What is the difference between OLAP and OLTP?

  • OLAP: read whole database (aggregated)
  • OLTP: read + write single transactions

How business-models are created by Big Data?

  • use service, pay service >> provide data >> people pay with data

What are the V's of Big Data? (4+...) Briefly explain.

  • volume: # instances, feature
  • velocity: quick changes, new data
  • variety: various structures
  • veracity: data = samples != facts (>> interpretation of and uncertainty in data)
  • value
  • validity
  • vagueness

What is the main idea of Deep Learning architecture?

Name examples of application of deep learning. (4)

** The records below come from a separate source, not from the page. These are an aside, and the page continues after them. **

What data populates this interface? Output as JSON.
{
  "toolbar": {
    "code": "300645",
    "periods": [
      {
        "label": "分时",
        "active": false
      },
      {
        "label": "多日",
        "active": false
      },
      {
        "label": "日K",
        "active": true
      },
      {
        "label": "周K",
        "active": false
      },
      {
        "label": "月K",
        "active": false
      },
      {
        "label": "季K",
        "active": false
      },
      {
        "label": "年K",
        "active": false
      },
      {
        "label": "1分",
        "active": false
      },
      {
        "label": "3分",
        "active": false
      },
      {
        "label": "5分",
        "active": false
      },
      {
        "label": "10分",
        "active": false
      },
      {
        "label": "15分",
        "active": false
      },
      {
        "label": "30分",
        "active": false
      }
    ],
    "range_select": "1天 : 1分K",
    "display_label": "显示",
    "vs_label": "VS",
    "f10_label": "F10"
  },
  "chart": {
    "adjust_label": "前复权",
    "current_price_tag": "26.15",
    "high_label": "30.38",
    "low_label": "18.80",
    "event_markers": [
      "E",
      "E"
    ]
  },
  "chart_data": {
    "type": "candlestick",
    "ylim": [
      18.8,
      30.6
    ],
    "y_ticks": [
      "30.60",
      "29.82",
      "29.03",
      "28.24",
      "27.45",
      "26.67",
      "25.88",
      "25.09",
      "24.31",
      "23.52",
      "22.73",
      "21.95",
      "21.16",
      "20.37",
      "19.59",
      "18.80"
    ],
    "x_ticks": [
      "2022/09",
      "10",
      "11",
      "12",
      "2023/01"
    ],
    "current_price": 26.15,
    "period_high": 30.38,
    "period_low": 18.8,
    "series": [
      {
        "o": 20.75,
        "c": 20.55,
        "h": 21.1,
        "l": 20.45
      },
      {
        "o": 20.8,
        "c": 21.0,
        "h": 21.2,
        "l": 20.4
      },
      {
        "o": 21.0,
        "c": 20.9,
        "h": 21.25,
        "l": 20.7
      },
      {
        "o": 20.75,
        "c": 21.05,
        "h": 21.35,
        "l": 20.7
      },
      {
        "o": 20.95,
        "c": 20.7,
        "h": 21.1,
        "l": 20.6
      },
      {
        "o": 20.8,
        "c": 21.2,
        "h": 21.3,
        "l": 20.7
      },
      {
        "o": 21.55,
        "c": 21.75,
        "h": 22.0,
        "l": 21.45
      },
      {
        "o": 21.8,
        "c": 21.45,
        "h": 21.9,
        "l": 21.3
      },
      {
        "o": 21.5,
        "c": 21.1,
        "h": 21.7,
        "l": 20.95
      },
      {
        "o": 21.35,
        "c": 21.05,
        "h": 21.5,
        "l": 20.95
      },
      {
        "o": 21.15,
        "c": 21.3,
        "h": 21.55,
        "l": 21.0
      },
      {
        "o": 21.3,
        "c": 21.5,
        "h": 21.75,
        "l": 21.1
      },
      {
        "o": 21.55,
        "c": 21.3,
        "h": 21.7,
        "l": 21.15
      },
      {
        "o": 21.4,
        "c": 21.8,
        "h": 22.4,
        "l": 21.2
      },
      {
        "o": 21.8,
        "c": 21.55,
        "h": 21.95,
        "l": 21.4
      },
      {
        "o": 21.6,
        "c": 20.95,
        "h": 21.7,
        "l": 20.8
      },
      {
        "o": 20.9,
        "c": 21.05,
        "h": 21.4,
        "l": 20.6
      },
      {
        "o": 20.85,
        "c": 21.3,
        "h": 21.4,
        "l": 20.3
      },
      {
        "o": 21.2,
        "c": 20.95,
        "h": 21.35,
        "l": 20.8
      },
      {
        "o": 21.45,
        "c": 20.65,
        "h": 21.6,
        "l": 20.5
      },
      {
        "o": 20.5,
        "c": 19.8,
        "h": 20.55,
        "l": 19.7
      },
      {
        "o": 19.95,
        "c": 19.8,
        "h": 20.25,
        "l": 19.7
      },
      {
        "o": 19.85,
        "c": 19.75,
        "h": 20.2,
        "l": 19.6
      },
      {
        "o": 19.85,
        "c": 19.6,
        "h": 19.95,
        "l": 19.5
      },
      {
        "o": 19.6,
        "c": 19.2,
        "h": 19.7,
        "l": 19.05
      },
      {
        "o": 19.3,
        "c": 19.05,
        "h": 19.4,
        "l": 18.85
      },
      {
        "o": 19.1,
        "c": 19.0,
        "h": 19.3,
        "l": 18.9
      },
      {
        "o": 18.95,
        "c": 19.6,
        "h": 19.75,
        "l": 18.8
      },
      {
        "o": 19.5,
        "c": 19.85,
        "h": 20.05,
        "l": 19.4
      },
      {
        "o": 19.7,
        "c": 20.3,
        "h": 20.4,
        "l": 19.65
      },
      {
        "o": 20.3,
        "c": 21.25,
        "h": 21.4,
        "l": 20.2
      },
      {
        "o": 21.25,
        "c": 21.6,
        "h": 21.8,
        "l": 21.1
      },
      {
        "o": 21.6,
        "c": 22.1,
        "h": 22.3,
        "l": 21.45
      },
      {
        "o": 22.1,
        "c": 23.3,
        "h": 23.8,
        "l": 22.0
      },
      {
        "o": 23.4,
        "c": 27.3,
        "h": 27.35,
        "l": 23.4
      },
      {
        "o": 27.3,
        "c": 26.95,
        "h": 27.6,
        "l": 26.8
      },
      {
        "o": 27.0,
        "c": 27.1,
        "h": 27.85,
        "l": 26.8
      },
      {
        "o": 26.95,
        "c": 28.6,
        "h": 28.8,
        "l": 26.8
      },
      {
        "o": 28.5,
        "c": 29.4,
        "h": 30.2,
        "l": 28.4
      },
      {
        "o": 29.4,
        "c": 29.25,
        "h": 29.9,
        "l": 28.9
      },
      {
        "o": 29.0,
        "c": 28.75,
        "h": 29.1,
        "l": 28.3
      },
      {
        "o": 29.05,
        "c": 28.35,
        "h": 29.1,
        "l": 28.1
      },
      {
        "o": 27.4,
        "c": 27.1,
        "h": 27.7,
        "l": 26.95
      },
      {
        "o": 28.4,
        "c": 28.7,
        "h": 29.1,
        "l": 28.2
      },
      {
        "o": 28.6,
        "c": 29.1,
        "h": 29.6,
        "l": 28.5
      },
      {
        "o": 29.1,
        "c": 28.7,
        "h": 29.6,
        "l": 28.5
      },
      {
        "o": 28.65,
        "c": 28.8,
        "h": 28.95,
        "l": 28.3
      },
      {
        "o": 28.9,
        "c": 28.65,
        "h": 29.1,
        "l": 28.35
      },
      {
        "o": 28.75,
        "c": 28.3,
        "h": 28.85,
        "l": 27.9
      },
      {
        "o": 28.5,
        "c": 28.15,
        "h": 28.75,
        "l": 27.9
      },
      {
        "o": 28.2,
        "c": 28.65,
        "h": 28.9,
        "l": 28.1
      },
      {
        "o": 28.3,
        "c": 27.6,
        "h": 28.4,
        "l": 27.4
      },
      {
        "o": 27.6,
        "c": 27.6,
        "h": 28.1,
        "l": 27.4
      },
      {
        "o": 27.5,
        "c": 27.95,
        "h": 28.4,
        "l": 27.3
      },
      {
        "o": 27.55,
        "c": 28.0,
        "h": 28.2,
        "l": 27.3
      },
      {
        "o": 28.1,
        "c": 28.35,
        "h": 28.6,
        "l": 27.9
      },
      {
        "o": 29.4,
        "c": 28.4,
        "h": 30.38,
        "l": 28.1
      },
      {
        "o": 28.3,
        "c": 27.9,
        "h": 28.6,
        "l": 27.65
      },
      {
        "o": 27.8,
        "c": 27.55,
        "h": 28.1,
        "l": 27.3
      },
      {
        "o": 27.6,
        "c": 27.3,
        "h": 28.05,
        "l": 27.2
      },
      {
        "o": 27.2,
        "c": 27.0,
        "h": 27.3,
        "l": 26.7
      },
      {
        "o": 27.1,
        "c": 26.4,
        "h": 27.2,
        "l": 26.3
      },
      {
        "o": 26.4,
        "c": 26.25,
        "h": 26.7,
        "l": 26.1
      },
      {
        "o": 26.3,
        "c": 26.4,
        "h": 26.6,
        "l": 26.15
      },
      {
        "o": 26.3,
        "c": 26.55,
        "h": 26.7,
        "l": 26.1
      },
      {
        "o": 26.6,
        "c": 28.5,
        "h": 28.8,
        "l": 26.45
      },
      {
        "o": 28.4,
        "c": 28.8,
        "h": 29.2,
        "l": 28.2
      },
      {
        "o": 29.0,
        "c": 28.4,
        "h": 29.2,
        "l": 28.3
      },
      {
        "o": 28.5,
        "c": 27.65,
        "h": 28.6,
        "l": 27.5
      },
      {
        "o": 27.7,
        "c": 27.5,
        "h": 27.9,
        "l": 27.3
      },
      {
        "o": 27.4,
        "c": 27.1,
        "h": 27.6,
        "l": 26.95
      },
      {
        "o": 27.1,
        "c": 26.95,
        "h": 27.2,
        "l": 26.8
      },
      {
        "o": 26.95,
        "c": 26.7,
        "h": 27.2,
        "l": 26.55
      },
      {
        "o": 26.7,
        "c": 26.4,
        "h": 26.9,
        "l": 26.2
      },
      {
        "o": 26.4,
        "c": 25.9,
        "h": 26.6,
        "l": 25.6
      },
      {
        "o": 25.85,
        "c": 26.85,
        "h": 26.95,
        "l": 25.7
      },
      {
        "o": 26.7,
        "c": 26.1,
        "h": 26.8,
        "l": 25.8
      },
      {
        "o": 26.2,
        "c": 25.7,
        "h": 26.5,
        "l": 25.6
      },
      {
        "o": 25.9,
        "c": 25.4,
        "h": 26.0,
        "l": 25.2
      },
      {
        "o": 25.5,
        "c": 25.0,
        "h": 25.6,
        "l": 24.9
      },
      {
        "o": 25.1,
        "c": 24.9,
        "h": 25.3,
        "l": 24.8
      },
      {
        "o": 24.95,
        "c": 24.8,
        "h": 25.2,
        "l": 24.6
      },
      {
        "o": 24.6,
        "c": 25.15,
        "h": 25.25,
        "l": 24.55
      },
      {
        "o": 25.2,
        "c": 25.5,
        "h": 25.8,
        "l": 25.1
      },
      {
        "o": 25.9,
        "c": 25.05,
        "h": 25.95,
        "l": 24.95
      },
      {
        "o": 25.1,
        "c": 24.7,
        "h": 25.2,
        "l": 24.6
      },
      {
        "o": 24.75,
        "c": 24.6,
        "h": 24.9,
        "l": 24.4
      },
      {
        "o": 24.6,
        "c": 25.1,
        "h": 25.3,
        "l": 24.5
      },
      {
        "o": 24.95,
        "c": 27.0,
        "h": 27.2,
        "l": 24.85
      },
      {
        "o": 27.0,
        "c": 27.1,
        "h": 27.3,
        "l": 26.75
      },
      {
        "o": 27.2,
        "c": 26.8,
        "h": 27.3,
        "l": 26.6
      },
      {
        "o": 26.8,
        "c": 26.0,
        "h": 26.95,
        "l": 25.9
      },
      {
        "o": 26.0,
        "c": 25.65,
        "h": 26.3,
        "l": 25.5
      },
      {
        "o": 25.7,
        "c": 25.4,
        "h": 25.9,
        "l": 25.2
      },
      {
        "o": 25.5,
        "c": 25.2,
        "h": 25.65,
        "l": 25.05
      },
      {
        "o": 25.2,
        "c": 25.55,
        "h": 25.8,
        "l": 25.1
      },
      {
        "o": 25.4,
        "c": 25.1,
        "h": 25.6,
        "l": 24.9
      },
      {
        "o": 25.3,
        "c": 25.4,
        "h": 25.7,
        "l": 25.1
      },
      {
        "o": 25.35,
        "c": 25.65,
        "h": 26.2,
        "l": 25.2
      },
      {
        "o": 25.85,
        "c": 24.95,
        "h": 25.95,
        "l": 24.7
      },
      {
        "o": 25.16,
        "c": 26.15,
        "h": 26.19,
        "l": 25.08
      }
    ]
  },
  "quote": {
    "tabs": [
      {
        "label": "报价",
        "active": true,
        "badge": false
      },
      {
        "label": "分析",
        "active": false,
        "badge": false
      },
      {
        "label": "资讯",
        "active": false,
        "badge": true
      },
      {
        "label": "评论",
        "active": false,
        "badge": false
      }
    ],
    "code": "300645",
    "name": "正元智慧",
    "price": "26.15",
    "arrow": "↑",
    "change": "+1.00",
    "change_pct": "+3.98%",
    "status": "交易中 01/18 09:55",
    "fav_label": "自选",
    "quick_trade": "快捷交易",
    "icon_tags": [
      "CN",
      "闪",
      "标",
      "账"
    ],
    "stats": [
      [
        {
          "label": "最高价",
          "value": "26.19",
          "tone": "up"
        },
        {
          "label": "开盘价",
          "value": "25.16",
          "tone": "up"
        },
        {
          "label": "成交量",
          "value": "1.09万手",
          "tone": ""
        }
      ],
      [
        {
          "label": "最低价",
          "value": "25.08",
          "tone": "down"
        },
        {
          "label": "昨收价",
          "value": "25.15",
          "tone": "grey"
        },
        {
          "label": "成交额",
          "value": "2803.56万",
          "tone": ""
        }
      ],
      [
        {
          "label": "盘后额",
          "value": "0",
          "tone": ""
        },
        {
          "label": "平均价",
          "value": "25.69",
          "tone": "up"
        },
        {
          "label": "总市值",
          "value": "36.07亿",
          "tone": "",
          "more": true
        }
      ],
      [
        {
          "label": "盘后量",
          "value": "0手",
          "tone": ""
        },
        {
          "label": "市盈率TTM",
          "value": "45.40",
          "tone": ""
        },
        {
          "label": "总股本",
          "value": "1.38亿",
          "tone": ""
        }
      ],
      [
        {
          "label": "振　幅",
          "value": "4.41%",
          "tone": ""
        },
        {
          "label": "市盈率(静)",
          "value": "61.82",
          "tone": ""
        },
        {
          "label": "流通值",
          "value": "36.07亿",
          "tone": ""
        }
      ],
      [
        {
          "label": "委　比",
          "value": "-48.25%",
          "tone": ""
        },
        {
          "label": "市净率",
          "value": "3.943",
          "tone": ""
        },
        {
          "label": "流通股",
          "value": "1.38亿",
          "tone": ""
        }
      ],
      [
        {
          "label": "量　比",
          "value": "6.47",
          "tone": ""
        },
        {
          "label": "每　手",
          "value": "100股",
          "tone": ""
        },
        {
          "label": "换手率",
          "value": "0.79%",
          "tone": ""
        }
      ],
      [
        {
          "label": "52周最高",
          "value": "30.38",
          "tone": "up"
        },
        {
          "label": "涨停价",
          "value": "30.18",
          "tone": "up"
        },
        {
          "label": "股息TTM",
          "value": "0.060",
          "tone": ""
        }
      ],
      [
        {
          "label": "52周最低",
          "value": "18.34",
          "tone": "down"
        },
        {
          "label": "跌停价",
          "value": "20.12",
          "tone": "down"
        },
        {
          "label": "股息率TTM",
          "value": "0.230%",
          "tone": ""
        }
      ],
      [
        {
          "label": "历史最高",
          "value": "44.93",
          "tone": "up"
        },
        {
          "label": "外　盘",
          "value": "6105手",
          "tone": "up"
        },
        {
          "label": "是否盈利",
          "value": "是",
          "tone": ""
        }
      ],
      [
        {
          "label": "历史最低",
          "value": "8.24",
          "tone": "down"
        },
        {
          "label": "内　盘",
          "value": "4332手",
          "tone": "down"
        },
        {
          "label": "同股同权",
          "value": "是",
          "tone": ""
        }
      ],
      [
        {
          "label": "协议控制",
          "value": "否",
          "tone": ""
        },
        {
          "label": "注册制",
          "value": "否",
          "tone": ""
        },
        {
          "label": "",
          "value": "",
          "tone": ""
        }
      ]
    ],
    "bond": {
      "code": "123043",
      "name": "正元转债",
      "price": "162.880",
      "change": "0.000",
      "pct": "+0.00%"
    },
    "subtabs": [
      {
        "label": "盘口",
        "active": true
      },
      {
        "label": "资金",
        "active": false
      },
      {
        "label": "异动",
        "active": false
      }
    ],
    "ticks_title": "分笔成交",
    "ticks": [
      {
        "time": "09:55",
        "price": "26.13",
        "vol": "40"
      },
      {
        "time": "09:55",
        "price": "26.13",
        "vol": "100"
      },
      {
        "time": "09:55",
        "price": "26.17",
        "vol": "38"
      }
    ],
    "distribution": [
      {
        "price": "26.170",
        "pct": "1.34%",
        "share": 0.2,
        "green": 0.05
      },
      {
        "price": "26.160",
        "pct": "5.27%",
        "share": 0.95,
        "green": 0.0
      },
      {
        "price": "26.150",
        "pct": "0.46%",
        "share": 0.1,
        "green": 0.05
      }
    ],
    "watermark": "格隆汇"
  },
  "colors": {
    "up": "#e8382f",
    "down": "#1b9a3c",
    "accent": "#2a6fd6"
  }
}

  • integrate data transformation and model training >> joint-optimization
    • each output is input of the next step
    • minimizing nested loss-function with gradient descent
  • examples
    • image recognition
    • autonomous driving
    • search-engines
    • data management

What are gabor filters?

  • linear filters to detect edes, similar orientation of objects.

Name current developments in deep learning. (4)

  • recurrent neural networks (i.e. Long short-term memory)
  • Autoencoders (compact compressed representation)
  • generative adversarial networks (data generation based on observations)
  • deep dreams (visualisation of intermediate results >> interpretability)

Explain the data pyramid.

  • raw data >> preprocessed data >> usable data >> labeled data (decreasing amount)

What is text-processing? Name Challenges (4)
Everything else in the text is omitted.